Still, several oncologists have already tried the new antiangiogenic regimen against refractory cancers. At least one patient, a woman with tumors that had spread to her liver, has had encouraging preliminary results. Her doctor, Donald Sutherland at Sunnybrook and Women's College Health Sciences Center in Toronto, heard about Kerbel's mouse study earlier this year. When conventional therapy failed to stop the woman's cancer, he tried combining a conventional anticancer drug with Celebrex, the antiangiogenic painkiller. Since then she's had "some stabilization" of her cancer, he says, "but it will take months to see if the change is lasting." Recently the patient was able to resume jogging--a small victory, maybe temporary, or maybe a sign of a turning point in a very large war.

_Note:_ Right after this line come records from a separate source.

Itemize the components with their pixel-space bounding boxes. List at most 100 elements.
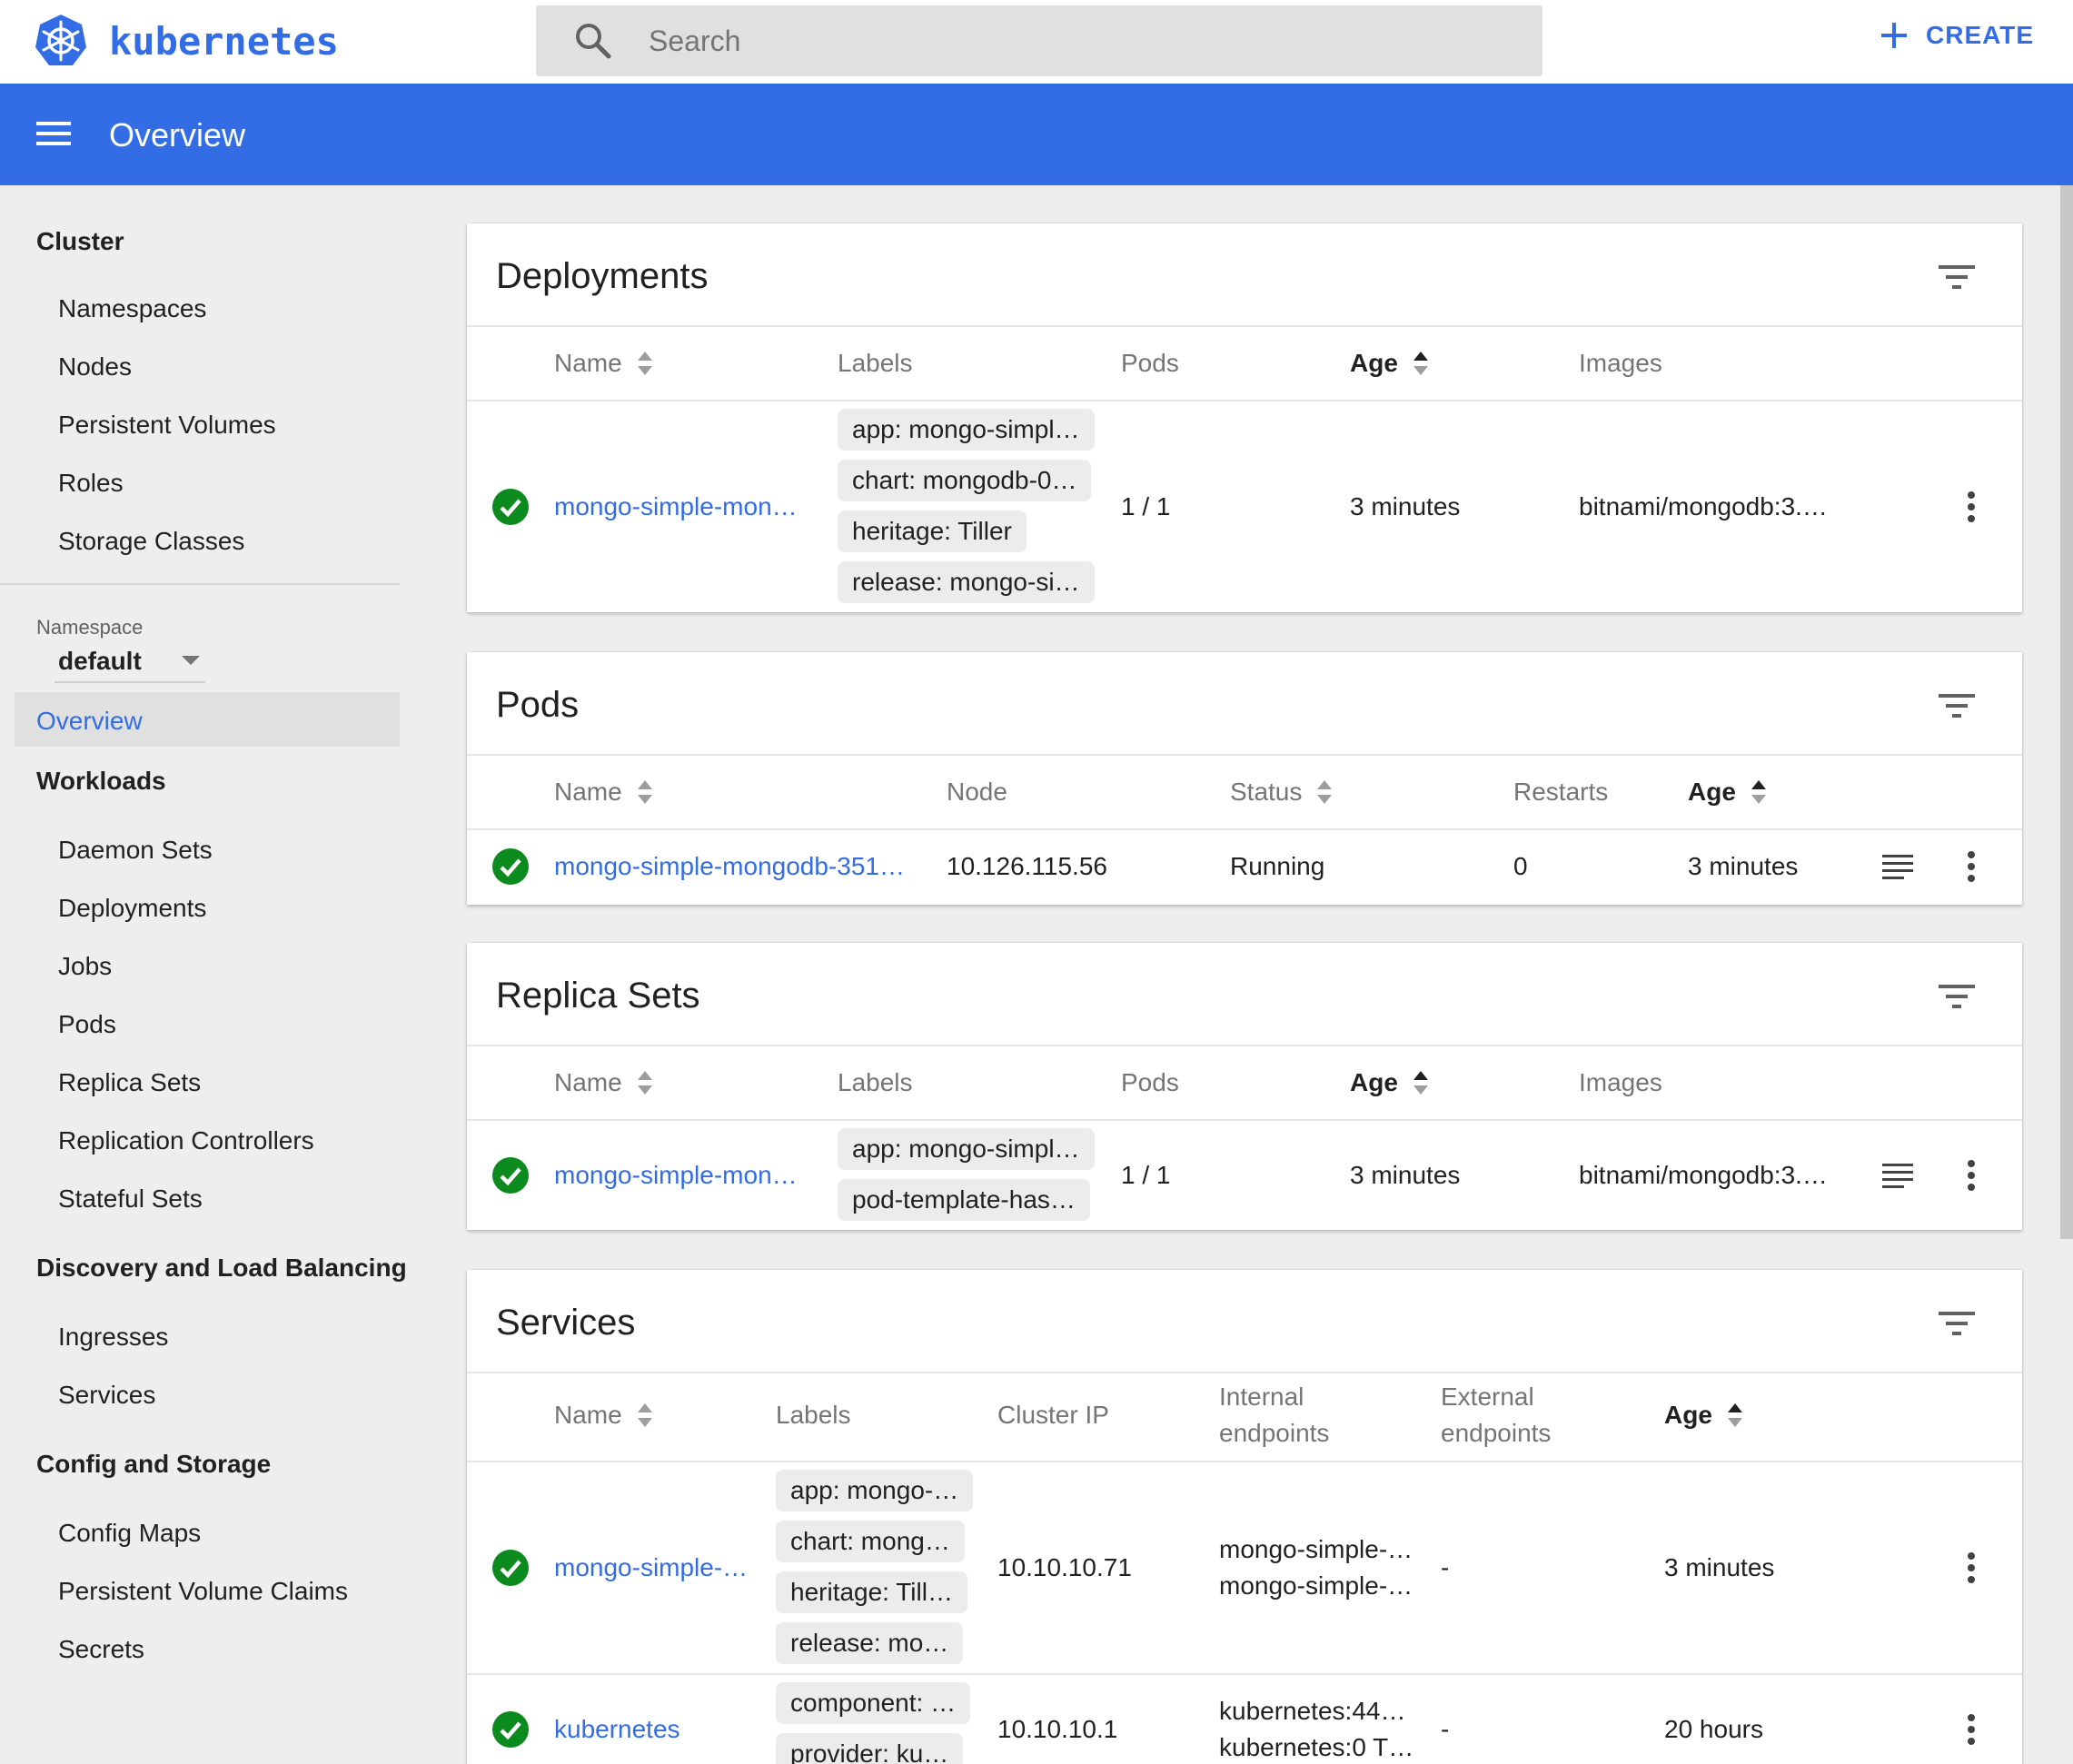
column-header-label: Node (947, 778, 1007, 806)
column-header-labels: Labels (776, 1401, 851, 1430)
divider (467, 1045, 2022, 1046)
namespace-value: default (58, 647, 142, 675)
success-check-icon (492, 1157, 529, 1194)
sidebar-item-secrets[interactable]: Secrets (58, 1635, 144, 1664)
age-value: 3 minutes (1350, 1161, 1461, 1189)
sidebar-section-workloads[interactable]: Workloads (36, 767, 166, 796)
sidebar-item-deployments[interactable]: Deployments (58, 894, 206, 923)
deployment-name-link[interactable]: mongo-simple-mon… (554, 492, 798, 521)
column-header-label: Labels (838, 1068, 913, 1096)
sidebar-item-roles[interactable]: Roles (58, 469, 124, 498)
replica-set-name-link[interactable]: mongo-simple-mon… (554, 1161, 798, 1190)
sidebar-section-config[interactable]: Config and Storage (36, 1450, 271, 1479)
column-header-age[interactable]: Age (1688, 778, 1767, 807)
column-header-internal-endpoints-line2: endpoints (1219, 1419, 1329, 1448)
pod-name-link[interactable]: mongo-simple-mongodb-351… (554, 852, 905, 881)
sidebar-section-discovery[interactable]: Discovery and Load Balancing (36, 1254, 407, 1283)
plus-icon (1881, 23, 1907, 48)
sort-icon (637, 1071, 652, 1095)
column-header-age[interactable]: Age (1664, 1401, 1743, 1430)
sidebar-item-pods[interactable]: Pods (58, 1010, 116, 1039)
more-vert-icon[interactable] (1966, 1713, 1977, 1746)
column-header-labels: Labels (838, 1068, 913, 1097)
sidebar-item-replica-sets[interactable]: Replica Sets (58, 1068, 201, 1097)
sidebar-item-persistent-volumes[interactable]: Persistent Volumes (58, 411, 276, 440)
external-endpoint: - (1441, 1553, 1450, 1581)
more-vert-icon[interactable] (1966, 850, 1977, 883)
sort-icon (1317, 780, 1333, 804)
cluster-ip-value: 10.10.10.1 (997, 1715, 1118, 1743)
success-check-icon (492, 1550, 529, 1586)
filter-icon[interactable] (1939, 692, 1975, 719)
card-title: Replica Sets (496, 976, 700, 1016)
sidebar-item-overview[interactable]: Overview (15, 692, 400, 747)
create-button-label: CREATE (1926, 21, 2035, 49)
column-header-label: Images (1579, 349, 1662, 377)
sidebar-item-jobs[interactable]: Jobs (58, 952, 112, 981)
sidebar-item-nodes[interactable]: Nodes (58, 352, 132, 382)
deployments-card: Deployments Name Labels Pods Age Images … (467, 223, 2022, 612)
sidebar-item-persistent-volume-claims[interactable]: Persistent Volume Claims (58, 1577, 348, 1606)
column-header-status[interactable]: Status (1230, 778, 1333, 807)
search-input[interactable] (649, 5, 1521, 76)
divider (467, 400, 2022, 401)
column-header-name[interactable]: Name (554, 778, 653, 807)
pods-count: 1 / 1 (1121, 492, 1171, 520)
sidebar-item-ingresses[interactable]: Ingresses (58, 1323, 168, 1352)
more-vert-icon[interactable] (1966, 1159, 1977, 1192)
label-chip: chart: mong… (776, 1521, 965, 1562)
label-chip: heritage: Tiller (838, 510, 1027, 552)
column-header-label: Restarts (1513, 778, 1609, 806)
sidebar-item-services[interactable]: Services (58, 1381, 155, 1410)
logs-icon[interactable] (1882, 1163, 1913, 1188)
column-header-name[interactable]: Name (554, 349, 653, 378)
column-header-name[interactable]: Name (554, 1068, 653, 1097)
status-value: Running (1230, 852, 1325, 880)
services-card: Services Name Labels Cluster IP Internal… (467, 1270, 2022, 1764)
column-header-pods: Pods (1121, 1068, 1179, 1097)
column-header-age[interactable]: Age (1350, 1068, 1429, 1097)
sidebar-item-stateful-sets[interactable]: Stateful Sets (58, 1184, 203, 1214)
more-vert-icon[interactable] (1966, 1551, 1977, 1584)
divider (467, 828, 2022, 830)
restarts-value: 0 (1513, 852, 1528, 880)
kubernetes-logo[interactable]: kubernetes (33, 13, 339, 69)
service-name-link[interactable]: kubernetes (554, 1715, 680, 1744)
filter-icon[interactable] (1939, 263, 1975, 291)
column-header-label: Labels (838, 349, 913, 377)
column-header-age[interactable]: Age (1350, 349, 1429, 378)
divider (467, 325, 2022, 327)
sidebar-item-replication-controllers[interactable]: Replication Controllers (58, 1126, 314, 1155)
service-name-link[interactable]: mongo-simple-… (554, 1553, 748, 1582)
external-endpoint: - (1441, 1715, 1450, 1743)
sort-icon (637, 780, 652, 804)
logs-icon[interactable] (1882, 854, 1913, 879)
search-bar (536, 5, 1542, 76)
namespace-select[interactable]: default (55, 639, 205, 683)
label-chip: component: … (776, 1682, 971, 1724)
sidebar-item-storage-classes[interactable]: Storage Classes (58, 527, 244, 556)
sidebar-item-namespaces[interactable]: Namespaces (58, 294, 206, 323)
hamburger-menu-icon[interactable] (36, 120, 71, 147)
column-header-label: Pods (1121, 349, 1179, 377)
divider (467, 1372, 2022, 1373)
filter-icon[interactable] (1939, 1310, 1975, 1337)
internal-endpoint: mongo-simple-… (1219, 1571, 1413, 1600)
sidebar-section-cluster[interactable]: Cluster (36, 227, 124, 256)
sidebar-item-daemon-sets[interactable]: Daemon Sets (58, 836, 213, 865)
sort-icon (637, 352, 652, 375)
scrollbar[interactable] (2060, 185, 2073, 1239)
dropdown-caret-icon (182, 656, 200, 665)
page-title: Overview (109, 116, 246, 154)
more-vert-icon[interactable] (1966, 491, 1977, 523)
create-button[interactable]: CREATE (1879, 20, 2034, 51)
column-header-label: Name (554, 1068, 622, 1096)
column-header-external-endpoints-line1: External (1441, 1382, 1534, 1412)
node-value: 10.126.115.56 (947, 852, 1107, 880)
image-value: bitnami/mongodb:3.… (1579, 1161, 1828, 1189)
namespace-label: Namespace (36, 616, 144, 639)
image-value: bitnami/mongodb:3.… (1579, 492, 1828, 520)
sidebar-item-config-maps[interactable]: Config Maps (58, 1519, 201, 1548)
column-header-name[interactable]: Name (554, 1401, 653, 1430)
filter-icon[interactable] (1939, 983, 1975, 1010)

With so many branches of angiogenesis research beginning to bear fruit, Folkman looks increasingly likely to add a Nobel Prize to the many awards he's already racked up. But don't expect a sudden revolution in cancer treatment, he cautions. "To those who ask me, 'When is cancer going to be cured?' my answer is, 'When was infection cured?'" he says. "The history of treating infection is one of steady progress as we've lowered the toxicity and improved the efficacy of antibiotics and vaccines. That's how it's likely to go with cancer."
Not the stuff of banner headlines, perhaps. But considering that incremental progress against infectious disease has saved tens of millions, if not hundreds of millions, of lives over the past 50 years, perhaps it should be.